Chris Malloy's new movie premiers at the Santa Barbara International Film Festival
By Matt Skenazy
We all need to get away once in awhile. Pack up our things, and leave it all behind.
In 2007 Jeff Johnson did just that, setting out on a six-month journey to the bottom of the globe on a quest to summit Corcovado, a seldom-climbed peak in Patagonia.
As all good adventures do, Johnson's takes a few unexpected turns: getting skunked in the Galapagos, snapping a mast on the way to Rapa Nui, and scoring Punta de Lobos with Ramon Navarro.
Drawing inspiration from the 1968 film "Mountain of Storm" director Chris Malloy peppers the movie with old footage and interviews with two climbing legends—Yvon Chouinard and Doug Tompkins.
As a surf movie, the waves aren't the best, and the surfing isn't otherworldly, but the film is held together by an attention to the process of the journey, and a focus on history and place that Patagonia—and the Malloy brothers—have become known for.

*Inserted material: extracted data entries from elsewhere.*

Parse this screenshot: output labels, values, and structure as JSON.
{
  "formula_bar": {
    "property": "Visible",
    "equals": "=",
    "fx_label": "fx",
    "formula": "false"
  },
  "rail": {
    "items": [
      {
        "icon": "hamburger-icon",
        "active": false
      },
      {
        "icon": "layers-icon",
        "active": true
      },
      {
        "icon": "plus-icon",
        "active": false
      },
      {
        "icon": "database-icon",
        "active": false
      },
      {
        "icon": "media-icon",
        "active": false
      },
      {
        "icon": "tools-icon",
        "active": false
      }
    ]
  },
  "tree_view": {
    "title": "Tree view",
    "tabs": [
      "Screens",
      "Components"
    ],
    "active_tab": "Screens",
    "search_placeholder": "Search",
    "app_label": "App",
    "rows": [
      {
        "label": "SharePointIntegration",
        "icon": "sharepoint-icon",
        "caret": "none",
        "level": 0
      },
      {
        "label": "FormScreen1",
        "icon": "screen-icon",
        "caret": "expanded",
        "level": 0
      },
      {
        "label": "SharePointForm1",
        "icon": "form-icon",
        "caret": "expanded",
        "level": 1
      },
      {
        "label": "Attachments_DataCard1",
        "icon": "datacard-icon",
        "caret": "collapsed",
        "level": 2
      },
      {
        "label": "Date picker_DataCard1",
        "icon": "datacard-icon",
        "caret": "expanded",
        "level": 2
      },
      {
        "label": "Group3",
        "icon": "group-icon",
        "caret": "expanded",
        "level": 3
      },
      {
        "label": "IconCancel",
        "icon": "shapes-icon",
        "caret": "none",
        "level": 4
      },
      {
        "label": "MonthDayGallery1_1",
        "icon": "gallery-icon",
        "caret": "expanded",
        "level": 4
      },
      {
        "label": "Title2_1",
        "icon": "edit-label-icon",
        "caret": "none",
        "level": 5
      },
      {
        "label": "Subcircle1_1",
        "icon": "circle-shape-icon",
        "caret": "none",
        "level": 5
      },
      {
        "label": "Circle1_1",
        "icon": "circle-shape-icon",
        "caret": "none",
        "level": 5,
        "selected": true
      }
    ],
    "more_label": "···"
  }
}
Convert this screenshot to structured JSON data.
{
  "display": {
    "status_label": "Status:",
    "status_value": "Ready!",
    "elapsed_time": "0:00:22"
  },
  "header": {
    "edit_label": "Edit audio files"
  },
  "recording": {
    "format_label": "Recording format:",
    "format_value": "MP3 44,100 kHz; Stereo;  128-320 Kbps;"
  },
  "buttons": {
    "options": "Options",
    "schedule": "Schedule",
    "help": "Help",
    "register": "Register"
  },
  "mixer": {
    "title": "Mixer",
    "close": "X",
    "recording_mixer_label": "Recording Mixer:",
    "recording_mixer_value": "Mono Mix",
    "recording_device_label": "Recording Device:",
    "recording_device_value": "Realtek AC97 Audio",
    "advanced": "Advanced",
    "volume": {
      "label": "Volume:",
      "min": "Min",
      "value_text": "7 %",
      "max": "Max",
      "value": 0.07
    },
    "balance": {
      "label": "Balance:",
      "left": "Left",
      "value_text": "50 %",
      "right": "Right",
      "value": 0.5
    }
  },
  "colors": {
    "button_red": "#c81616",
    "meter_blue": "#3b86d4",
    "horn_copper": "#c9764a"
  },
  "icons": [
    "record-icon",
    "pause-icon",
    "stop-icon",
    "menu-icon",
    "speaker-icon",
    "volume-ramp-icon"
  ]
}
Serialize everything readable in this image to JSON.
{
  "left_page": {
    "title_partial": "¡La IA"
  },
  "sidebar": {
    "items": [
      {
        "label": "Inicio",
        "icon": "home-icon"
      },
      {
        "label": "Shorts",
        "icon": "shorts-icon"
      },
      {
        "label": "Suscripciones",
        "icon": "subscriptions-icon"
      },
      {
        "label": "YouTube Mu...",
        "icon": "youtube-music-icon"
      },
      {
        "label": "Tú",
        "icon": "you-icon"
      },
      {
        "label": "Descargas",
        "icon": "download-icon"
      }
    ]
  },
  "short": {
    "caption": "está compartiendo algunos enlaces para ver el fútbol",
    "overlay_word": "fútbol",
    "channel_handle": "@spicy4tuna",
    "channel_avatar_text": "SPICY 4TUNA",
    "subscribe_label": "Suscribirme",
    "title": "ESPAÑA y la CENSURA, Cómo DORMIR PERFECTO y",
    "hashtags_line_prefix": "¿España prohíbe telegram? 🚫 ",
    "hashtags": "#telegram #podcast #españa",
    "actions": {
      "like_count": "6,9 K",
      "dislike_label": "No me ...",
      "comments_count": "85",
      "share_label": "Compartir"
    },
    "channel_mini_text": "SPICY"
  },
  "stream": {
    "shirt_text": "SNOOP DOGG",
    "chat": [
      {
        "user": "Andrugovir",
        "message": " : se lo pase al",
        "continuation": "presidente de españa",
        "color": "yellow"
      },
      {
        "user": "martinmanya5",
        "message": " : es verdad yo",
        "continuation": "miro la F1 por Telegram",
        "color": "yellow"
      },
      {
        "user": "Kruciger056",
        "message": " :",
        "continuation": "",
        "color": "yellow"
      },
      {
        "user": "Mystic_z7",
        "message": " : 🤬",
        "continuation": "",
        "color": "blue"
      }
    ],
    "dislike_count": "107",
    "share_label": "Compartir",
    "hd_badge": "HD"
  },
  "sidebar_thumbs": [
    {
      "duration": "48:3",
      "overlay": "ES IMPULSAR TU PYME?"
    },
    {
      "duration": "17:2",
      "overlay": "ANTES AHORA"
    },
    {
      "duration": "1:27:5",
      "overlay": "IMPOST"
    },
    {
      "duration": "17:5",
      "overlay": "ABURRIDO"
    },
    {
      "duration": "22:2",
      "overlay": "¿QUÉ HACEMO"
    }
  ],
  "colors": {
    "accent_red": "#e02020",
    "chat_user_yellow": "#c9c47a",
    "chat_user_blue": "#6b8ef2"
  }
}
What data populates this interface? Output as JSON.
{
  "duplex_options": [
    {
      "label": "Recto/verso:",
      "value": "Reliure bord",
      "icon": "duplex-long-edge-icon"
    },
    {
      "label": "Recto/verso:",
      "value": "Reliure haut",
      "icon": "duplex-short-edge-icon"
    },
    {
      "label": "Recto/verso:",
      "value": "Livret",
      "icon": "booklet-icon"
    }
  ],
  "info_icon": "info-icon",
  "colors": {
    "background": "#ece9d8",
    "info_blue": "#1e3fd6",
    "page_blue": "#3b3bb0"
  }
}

And that was the point, really.
"After making films for ten years I wanted to go to a place and document the good and the bad elements," Chris told me recently. "Rather than just creating an ideal world and then splitting to a new location I wanted to do a deeper analysis of a place."
In that sense, this film is a success, and should be seem for the simple reason that it isn't exactly like every other surf movie on your shelf.